Pour la plupart des candidats, il risque d’être difficile d’aller dans le Sénégal des profondeurs pour parler aux électeurs en seulement 15 jours. Il s’agira de faire 14 régions, pour 44 départements. Il faudra une très bonne organisation pour toucher le maximum de Sénégalais. Même avec tous les moyens du monde.

La présence dans les bureaux de vote : cet autre enjeu

Par ailleurs, une élection crédible, c’est aussi une bonne participation des candidats qui concourent à l’expression des suffrages, qui sont chargés de contrôler la régularité du vote dans chaque bureau de vote. À ce jour, combien sont-ils les candidats qui ont déjà une bonne lecture de la carte électorale et qui pourraient avoir des représentants dans chaque bureau de vote ? En dehors de Benno Bokk Yaakaar, de Pastef, de Rewmi et du Pur, difficile de citer beaucoup de partis. Même pour les partis susnommés, il faudrait toute une machine pour pouvoir se déployer correcte- ment. Ce qui est loin d’être gagné d’avance.

Pour Déthié Fall, la priorité semble être la nomination d’un ministre de l’Intérieur non partisan. "On veut un ministre de l’Intérieur neutre, indépendant et consensuel pour organiser cette élection. Nous appelons tous les Sénégalais à la vigilance dans les bureaux de vote, sur le terrain, pour que les Sénégalais puissent s’exprimer librement. Qu’on ne nous nomme pas un ministre de l’Intérieur partisan. Il faut éviter de plonger le Sénégal dans une autre crise plus grave", a-t-il mis en garde.

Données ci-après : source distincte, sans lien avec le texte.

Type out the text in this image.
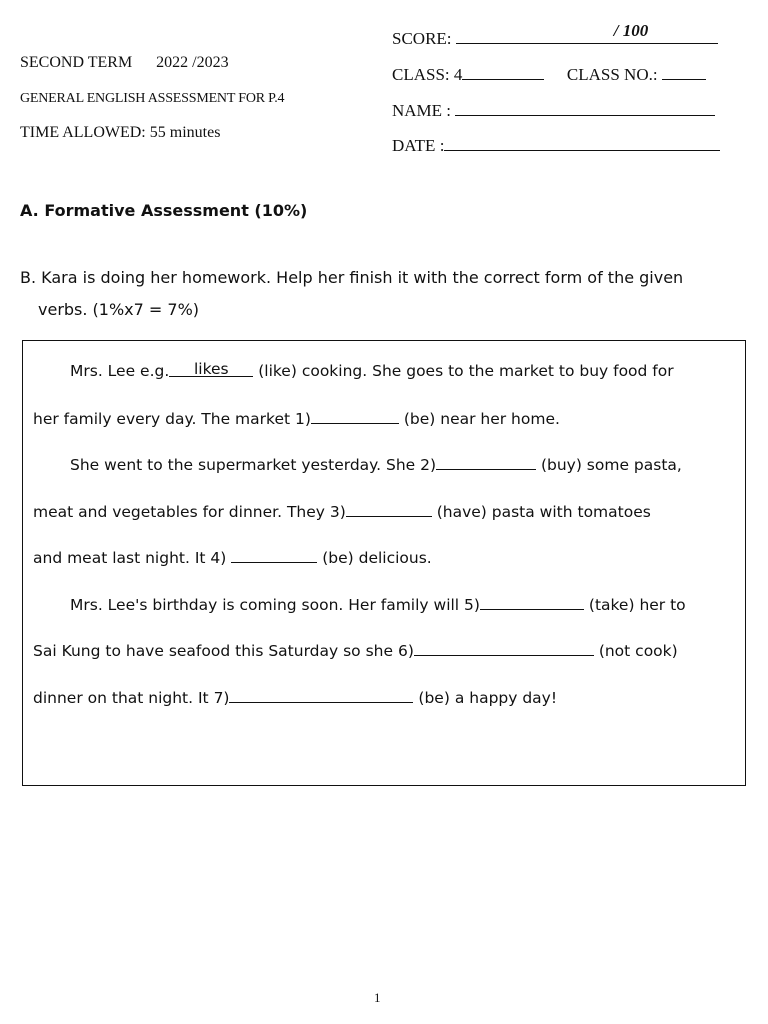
SECOND TERM 2022 /2023
GENERAL ENGLISH ASSESSMENT FOR P.4
TIME ALLOWED: 55 minutes
SCORE:	/ 100
CLASS: 4	CLASS NO.:
NAME :
DATE :
A. Formative Assessment (10%)
B. Kara is doing her homework. Help her finish it with the correct form of the given
verbs. (1%x7 = 7%)
Mrs. Lee e.g. likes (like) cooking. She goes to the market to buy food for
her family every day. The market 1)	(be) near her home.
She went to the supermarket yesterday. She 2)	(buy) some pasta,
meat and vegetables for dinner. They 3)	(have) pasta with tomatoes
and meat last night. It 4)	(be) delicious.
Mrs. Lee's birthday is coming soon. Her family will 5)	(take) her to
Sai Kung to have seafood this Saturday so she 6)	(not cook)
dinner on that night. It 7)	(be) a happy day!
1
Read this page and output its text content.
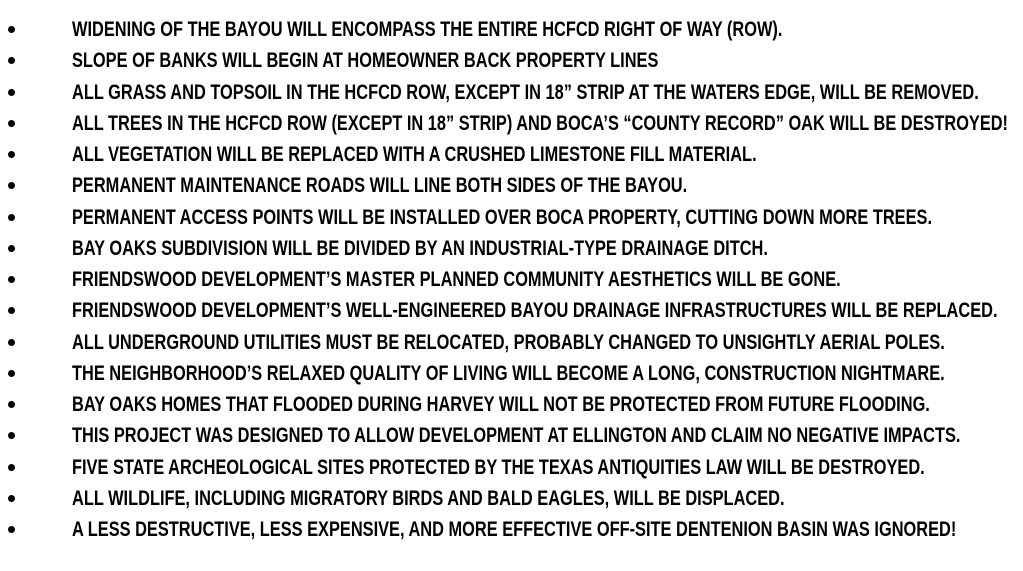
WIDENING OF THE BAYOU WILL ENCOMPASS THE ENTIRE HCFCD RIGHT OF WAY (ROW).
SLOPE OF BANKS WILL BEGIN AT HOMEOWNER BACK PROPERTY LINES
ALL GRASS AND TOPSOIL IN THE HCFCD ROW, EXCEPT IN 18” STRIP AT THE WATERS EDGE, WILL BE REMOVED.
ALL TREES IN THE HCFCD ROW (EXCEPT IN 18” STRIP) AND BOCA’S “COUNTY RECORD” OAK WILL BE DESTROYED!
ALL VEGETATION WILL BE REPLACED WITH A CRUSHED LIMESTONE FILL MATERIAL.
PERMANENT MAINTENANCE ROADS WILL LINE BOTH SIDES OF THE BAYOU.
PERMANENT ACCESS POINTS WILL BE INSTALLED OVER BOCA PROPERTY, CUTTING DOWN MORE TREES.
BAY OAKS SUBDIVISION WILL BE DIVIDED BY AN INDUSTRIAL-TYPE DRAINAGE DITCH.
FRIENDSWOOD DEVELOPMENT’S MASTER PLANNED COMMUNITY AESTHETICS WILL BE GONE.
FRIENDSWOOD DEVELOPMENT’S WELL-ENGINEERED BAYOU DRAINAGE INFRASTRUCTURES WILL BE REPLACED.
ALL UNDERGROUND UTILITIES MUST BE RELOCATED, PROBABLY CHANGED TO UNSIGHTLY AERIAL POLES.
THE NEIGHBORHOOD’S RELAXED QUALITY OF LIVING WILL BECOME A LONG, CONSTRUCTION NIGHTMARE.
BAY OAKS HOMES THAT FLOODED DURING HARVEY WILL NOT BE PROTECTED FROM FUTURE FLOODING.
THIS PROJECT WAS DESIGNED TO ALLOW DEVELOPMENT AT ELLINGTON AND CLAIM NO NEGATIVE IMPACTS.
FIVE STATE ARCHEOLOGICAL SITES PROTECTED BY THE TEXAS ANTIQUITIES LAW WILL BE DESTROYED.
ALL WILDLIFE, INCLUDING MIGRATORY BIRDS AND BALD EAGLES, WILL BE DISPLACED.
A LESS DESTRUCTIVE, LESS EXPENSIVE, AND MORE EFFECTIVE OFF-SITE DENTENION BASIN WAS IGNORED!
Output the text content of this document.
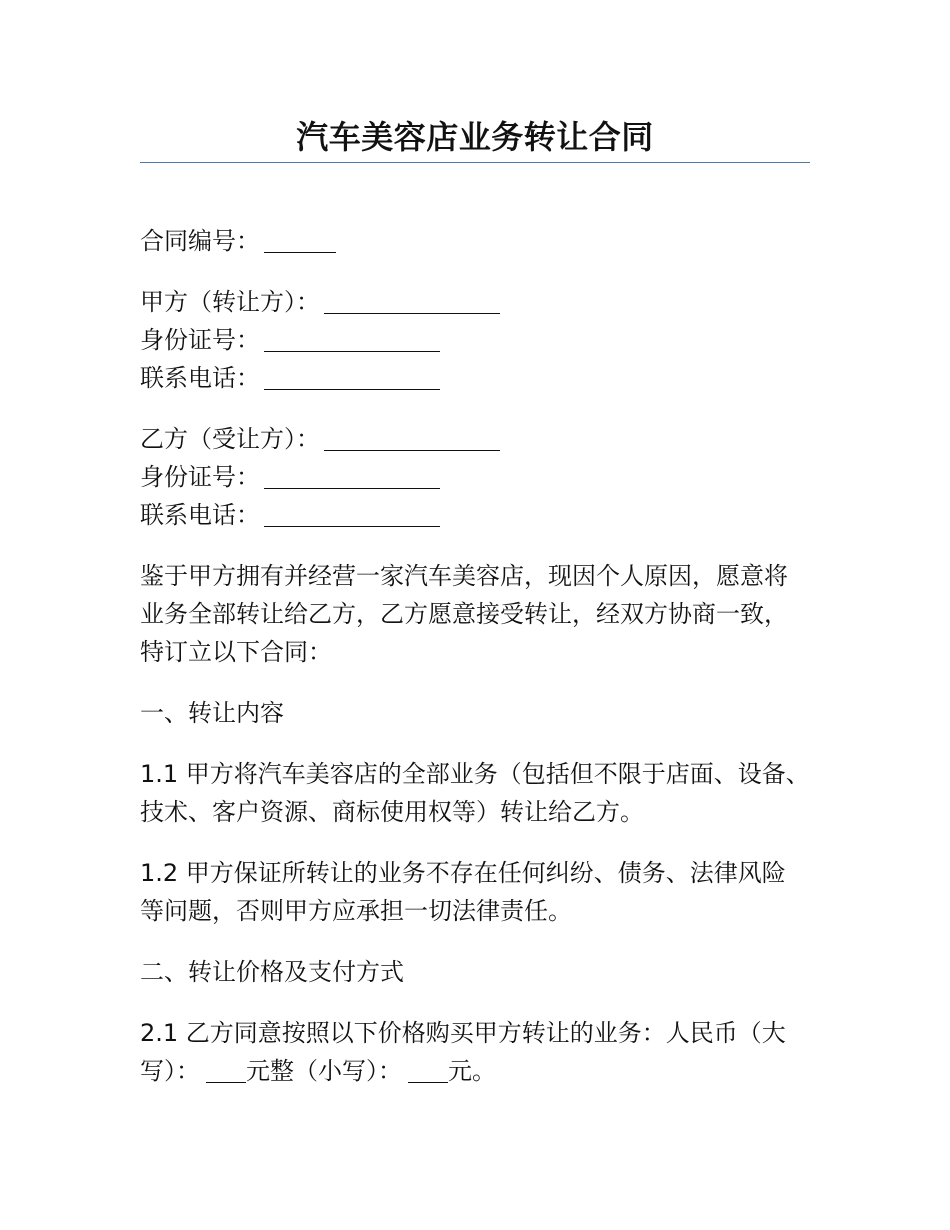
汽车美容店业务转让合同
合同编号：
甲方（转让方）：
身份证号：
联系电话：
乙方（受让方）：
身份证号：
联系电话：
鉴于甲方拥有并经营一家汽车美容店，现因个人原因，愿意将
业务全部转让给乙方，乙方愿意接受转让，经双方协商一致，
特订立以下合同：
一、转让内容
1.1 甲方将汽车美容店的全部业务（包括但不限于店面、设备、
技术、客户资源、商标使用权等）转让给乙方。
1.2 甲方保证所转让的业务不存在任何纠纷、债务、法律风险
等问题，否则甲方应承担一切法律责任。
二、转让价格及支付方式
2.1 乙方同意按照以下价格购买甲方转让的业务：人民币（大
写）： 元整（小写）： 元。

Dans de telles conditions, il est hypothétique de rêver d’une élection avec un débat d’idées de haut niveau. Sans même parler du carême et du ramadan qui viennent rendre la tâche encore plus compliquée. Lors d’une table ronde organisée rapidement, Gilles Yabi invitait les différents acteurs à mettre en avant le débat d’idées, dans le cadre de cette phase de campagne, pour permettre aux électeurs de faire un choix éclairé. Aux médias, il appelait à privilégier ces types d’échanges sur les priorités véritables aux invectives. "Nous essayons d’apporter notre contribution. En espérant que les messages des chercheurs vont être relayés par les médias. Qu’ils puissent inspirer des candidats, pour le bien de nos populations", se réjouit Gilles Yabi.